A key part of the Shop Local movement in recent years has been sparked by the rise of Craft Beer, with many city and states dropping nuicense regulations inhibiting breweries from providing samples, selling food or selling take away bottles smaller than 22 ounces. At this point, the contribution of breweries, wine makers and craft spirts to local economies has been felt in hundreds of markets.
The role of digital media in promoting and selling local beer, wine and spirits has been a significant one, with social media rating products and creating buzz for products and events; directories pointing consumers in the right direction; and now, on demand services like Driz.ly delivering booze directly to your door (a fad, ok?)
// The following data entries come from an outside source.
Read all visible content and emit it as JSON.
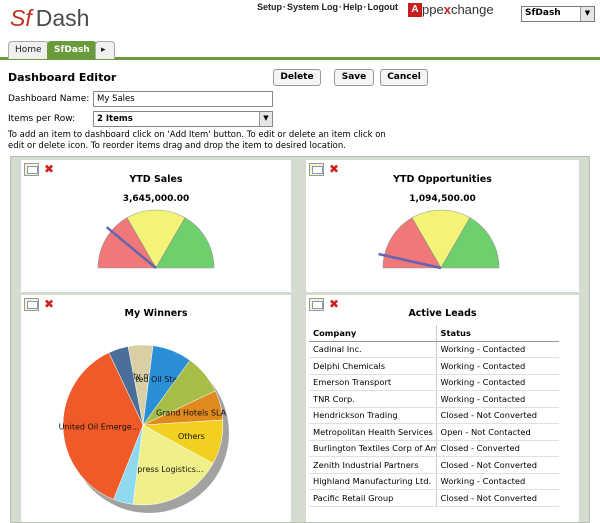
{
  "header": {
    "logo_sf": "Sf",
    "logo_dash": "Dash",
    "links": [
      "Setup",
      "System Log",
      "Help",
      "Logout"
    ],
    "appexchange_letter": "A",
    "appexchange_word_a": "ppe",
    "appexchange_word_x": "x",
    "appexchange_word_b": "change",
    "app_selected": "SfDash"
  },
  "tabs": [
    {
      "label": "Home",
      "active": false
    },
    {
      "label": "SfDash",
      "active": true
    },
    {
      "label": "▸",
      "active": false
    }
  ],
  "editor": {
    "title": "Dashboard Editor",
    "delete_label": "Delete",
    "save_label": "Save",
    "cancel_label": "Cancel",
    "name_label": "Dashboard Name:",
    "name_value": "My Sales",
    "rows_label": "Items per Row:",
    "rows_value": "2 Items",
    "help_text": "To add an item to dashboard click on 'Add Item' button. To edit or delete an item click on edit or delete icon. To reorder items drag and drop the item to desired location."
  },
  "colors": {
    "tab_green": "#6a9b3a",
    "gauge_red": "#f06a6a",
    "gauge_yellow": "#f2f26a",
    "gauge_green": "#5ecc5e",
    "needle": "#6464b4"
  },
  "chart_data": [
    {
      "type": "gauge",
      "title": "YTD Sales",
      "value_label": "3,645,000.00",
      "bands": [
        "red",
        "yellow",
        "green"
      ],
      "needle_fraction": 0.22
    },
    {
      "type": "gauge",
      "title": "YTD Opportunities",
      "value_label": "1,094,500.00",
      "bands": [
        "red",
        "yellow",
        "green"
      ],
      "needle_fraction": 0.07
    },
    {
      "type": "pie",
      "title": "My Winners",
      "slices": [
        {
          "label": "University of AZ SLA",
          "value": 5,
          "color": "#d8cfa4"
        },
        {
          "label": "United Oil Standb...",
          "value": 8,
          "color": "#2b8fd8"
        },
        {
          "label": "",
          "value": 8,
          "color": "#a6be48"
        },
        {
          "label": "Grand Hotels SLA",
          "value": 6,
          "color": "#e08a1e"
        },
        {
          "label": "Others",
          "value": 9,
          "color": "#f2d020"
        },
        {
          "label": "Express Logistics...",
          "value": 19,
          "color": "#f0f08a"
        },
        {
          "label": "",
          "value": 4,
          "color": "#8ed8f0"
        },
        {
          "label": "United Oil Emerge...",
          "value": 37,
          "color": "#f05a28"
        },
        {
          "label": "",
          "value": 4,
          "color": "#4a6e9a"
        }
      ]
    },
    {
      "type": "table",
      "title": "Active Leads",
      "columns": [
        "Company",
        "Status"
      ],
      "rows": [
        [
          "Cadinal Inc.",
          "Working - Contacted"
        ],
        [
          "Delphi Chemicals",
          "Working - Contacted"
        ],
        [
          "Emerson Transport",
          "Working - Contacted"
        ],
        [
          "TNR Corp.",
          "Working - Contacted"
        ],
        [
          "Hendrickson Trading",
          "Closed - Not Converted"
        ],
        [
          "Metropolitan Health Services",
          "Open - Not Contacted"
        ],
        [
          "Burlington Textiles Corp of America",
          "Closed - Converted"
        ],
        [
          "Zenith Industrial Partners",
          "Closed - Not Converted"
        ],
        [
          "Highland Manufacturing Ltd.",
          "Working - Contacted"
        ],
        [
          "Pacific Retail Group",
          "Closed - Not Converted"
        ]
      ]
    }
  ]
}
One entrepreneur I’ve watched carefully over the years is Steve Gilberg, who created the Happy Hours website and then Facebook directory of bars and drinks, which partially inspired my creation of the Marketplaces research program for BIA/Kelsey; and then also created Wine Twits, a national happening of promoted wine with hundreds of local parties tweeting away.
Gilberg’s newest project is Craft Spirits Exchange, a website and app dedicated to promoting local craft spirits to craft enthusiasts around the U.S. He’s CMO for the Exchange, reporting to Luis Troccoli, a native New Yorker who was inspired to launch the exchange in 2013 when he moved to Florida and couldn’t get access or even news about his favorite spirits.
The Exchange is a spirits marketplace that combines bright editorial; more than 1,100 profiles of spirits products; community reviews; and marketing from local craft retailers. More than 40 states now allow direct shipping of spirits, acting as major contributors to local commerce. My own state, Oregon, has more than 60 spirits producers. Troccoli says a major role for the exchange has been to enable east coast consumers to buy west coast spirits, and vice versa.